Three of the semiconductor industry's most influential organizations — ASML, TSMC, and research hub imec — have jointly demonstrated a significant step toward bringing two-dimensional semiconductor materials out of research laboratories and into high-volume chip manufacturing, according to Digitimes.
2D materials are ultrathin substances — sometimes just a single atom thick — that researchers have long believed could extend the life of Moore's Law, the decades-old observation that the number of transistors on a chip doubles roughly every two years. As conventional silicon-based transistors approach their physical limits, 2D materials are considered one of the most promising paths forward.
The collaboration between these three organizations is notable because each plays a distinct but critical role in the chip supply chain. ASML makes the lithography machines used to print circuitry onto silicon wafers. TSMC is the world's largest contract chipmaker, manufacturing chips for Apple, Nvidia, and others. Imec is a leading independent semiconductor research center based in Belgium.
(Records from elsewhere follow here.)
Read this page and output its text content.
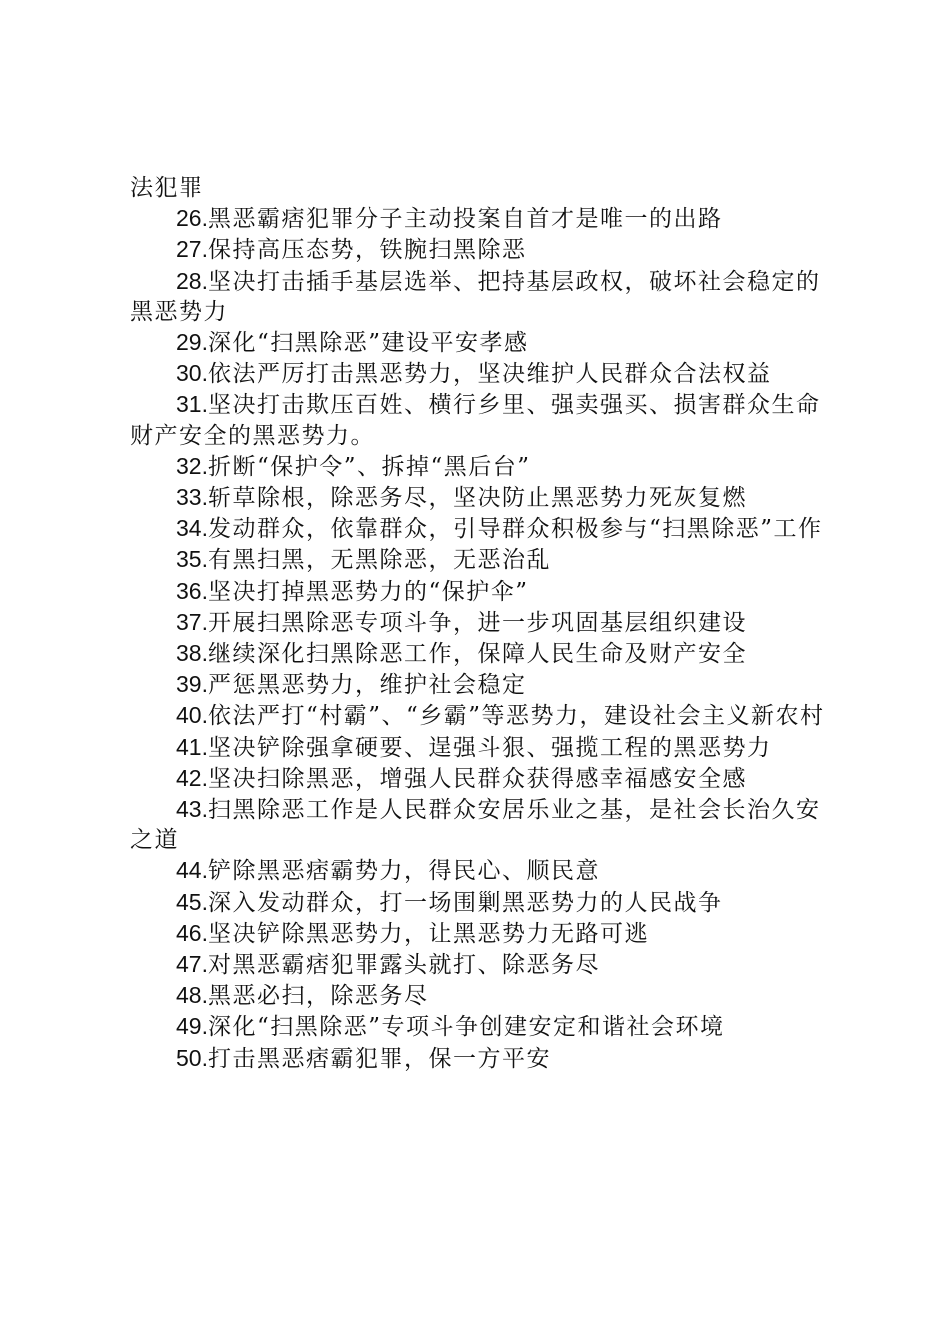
法犯罪

26.黑恶霸痞犯罪分子主动投案自首才是唯一的出路

27.保持高压态势，铁腕扫黑除恶

28.坚决打击插手基层选举、把持基层政权，破坏社会稳定的黑恶势力

29.深化“扫黑除恶”建设平安孝感

30.依法严厉打击黑恶势力，坚决维护人民群众合法权益

31.坚决打击欺压百姓、横行乡里、强卖强买、损害群众生命财产安全的黑恶势力。

32.折断“保护令”、拆掉“黑后台”

33.斩草除根，除恶务尽，坚决防止黑恶势力死灰复燃

34.发动群众，依靠群众，引导群众积极参与“扫黑除恶”工作

35.有黑扫黑，无黑除恶，无恶治乱

36.坚决打掉黑恶势力的“保护伞”

37.开展扫黑除恶专项斗争，进一步巩固基层组织建设

38.继续深化扫黑除恶工作，保障人民生命及财产安全

39.严惩黑恶势力，维护社会稳定

40.依法严打“村霸”、“乡霸”等恶势力，建设社会主义新农村

41.坚决铲除强拿硬要、逞强斗狠、强揽工程的黑恶势力

42.坚决扫除黑恶，增强人民群众获得感幸福感安全感

43.扫黑除恶工作是人民群众安居乐业之基，是社会长治久安之道

44.铲除黑恶痞霸势力，得民心、顺民意

45.深入发动群众，打一场围剿黑恶势力的人民战争

46.坚决铲除黑恶势力，让黑恶势力无路可逃

47.对黑恶霸痞犯罪露头就打、除恶务尽

48.黑恶必扫，除恶务尽

49.深化“扫黑除恶”专项斗争创建安定和谐社会环境

50.打击黑恶痞霸犯罪，保一方平安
Until now, 2D transistors have largely remained a laboratory curiosity — impressive in controlled research settings but difficult to produce reliably at the scale and consistency that mass manufacturing demands. A joint demonstration from players of this caliber signals that the technology may be crossing a critical threshold from academic promise to industrial practicality.
If 2D transistors can be manufactured at scale, it could enable chips that are faster, more energy-efficient, and denser than anything possible with today's silicon — with implications for everything from smartphones to AI data centers.